Apple balances the savory flavors of this hearty bread dressing.
Makes 8 to 10 servings
- 1 tablespoon vegetable oil
- 1 (16-ounce) package breakfast sausage
- 1 cup diced yellow onion
- 1 clove garlic, minced
- ¼ cup chopped fresh sage
- 10 cups torn day-old white bread (about 1 (16-ounce) loaf)
- 1½ cups low-sodium chicken broth
- 1 large Honeycrisp or Pink Lady apple, cored and sliced
- 1 large egg, lightly beaten
- ¼ cup roughly chopped fresh parsley
- ½ teaspoon kosher salt
- ¼ teaspoon ground black pepper
- Garnish: chopped fresh parsley
- Preheat oven to 350°. Spray a 13x9-inch baking dish with cooking spray.
- In a large skillet, heat oil over medium-high heat.
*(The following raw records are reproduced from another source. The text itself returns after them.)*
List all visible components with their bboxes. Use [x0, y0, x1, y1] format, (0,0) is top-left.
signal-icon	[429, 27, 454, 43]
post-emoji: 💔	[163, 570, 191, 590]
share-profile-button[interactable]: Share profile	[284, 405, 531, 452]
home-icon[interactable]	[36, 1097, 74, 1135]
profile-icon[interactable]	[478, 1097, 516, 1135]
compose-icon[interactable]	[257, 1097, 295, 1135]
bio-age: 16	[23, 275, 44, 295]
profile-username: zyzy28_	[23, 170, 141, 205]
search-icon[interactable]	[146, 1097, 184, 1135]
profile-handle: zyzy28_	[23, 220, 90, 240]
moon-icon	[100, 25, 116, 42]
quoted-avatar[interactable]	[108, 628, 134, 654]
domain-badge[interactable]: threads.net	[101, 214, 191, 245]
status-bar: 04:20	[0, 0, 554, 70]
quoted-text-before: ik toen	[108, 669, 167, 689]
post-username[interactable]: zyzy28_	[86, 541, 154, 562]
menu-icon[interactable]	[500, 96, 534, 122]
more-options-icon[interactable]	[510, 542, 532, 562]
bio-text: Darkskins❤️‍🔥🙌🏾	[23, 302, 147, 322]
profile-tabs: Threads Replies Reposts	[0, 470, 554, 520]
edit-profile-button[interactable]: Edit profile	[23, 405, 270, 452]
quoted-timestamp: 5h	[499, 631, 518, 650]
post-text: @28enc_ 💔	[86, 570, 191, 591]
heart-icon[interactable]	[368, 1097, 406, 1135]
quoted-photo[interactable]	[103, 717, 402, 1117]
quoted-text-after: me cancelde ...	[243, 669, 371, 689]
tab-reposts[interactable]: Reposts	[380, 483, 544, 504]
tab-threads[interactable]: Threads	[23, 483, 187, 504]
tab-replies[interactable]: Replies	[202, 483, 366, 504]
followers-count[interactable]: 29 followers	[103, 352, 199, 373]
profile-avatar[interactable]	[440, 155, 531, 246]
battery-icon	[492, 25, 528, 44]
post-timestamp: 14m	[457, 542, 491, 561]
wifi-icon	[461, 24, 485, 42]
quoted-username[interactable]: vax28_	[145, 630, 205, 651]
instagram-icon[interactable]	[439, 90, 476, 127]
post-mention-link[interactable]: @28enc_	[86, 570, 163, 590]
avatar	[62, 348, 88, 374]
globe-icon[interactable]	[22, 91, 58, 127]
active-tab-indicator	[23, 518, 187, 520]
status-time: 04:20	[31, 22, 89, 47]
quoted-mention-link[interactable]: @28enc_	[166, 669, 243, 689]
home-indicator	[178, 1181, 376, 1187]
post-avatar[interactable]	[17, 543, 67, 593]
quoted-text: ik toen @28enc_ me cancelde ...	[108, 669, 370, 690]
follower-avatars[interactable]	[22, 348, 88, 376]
Add sausage, onion, garlic, and sage; cook, using the back of a spoon to break up meat, until sausage is browned and vegetables are tender, about 8 minutes.
- In a large bowl, stir together sausage mixture, bread, broth, apple, egg, parsley, salt, and pepper until combined. Spoon into prepared pan. Cover with foil.
- Bake for 15 minutes. Uncover and bake until top is golden brown, about 25 minutes more. Garnish with parsley, if desired.
If using fresh white bread, bake bread cubes in an even layer at 250° for 1 hour.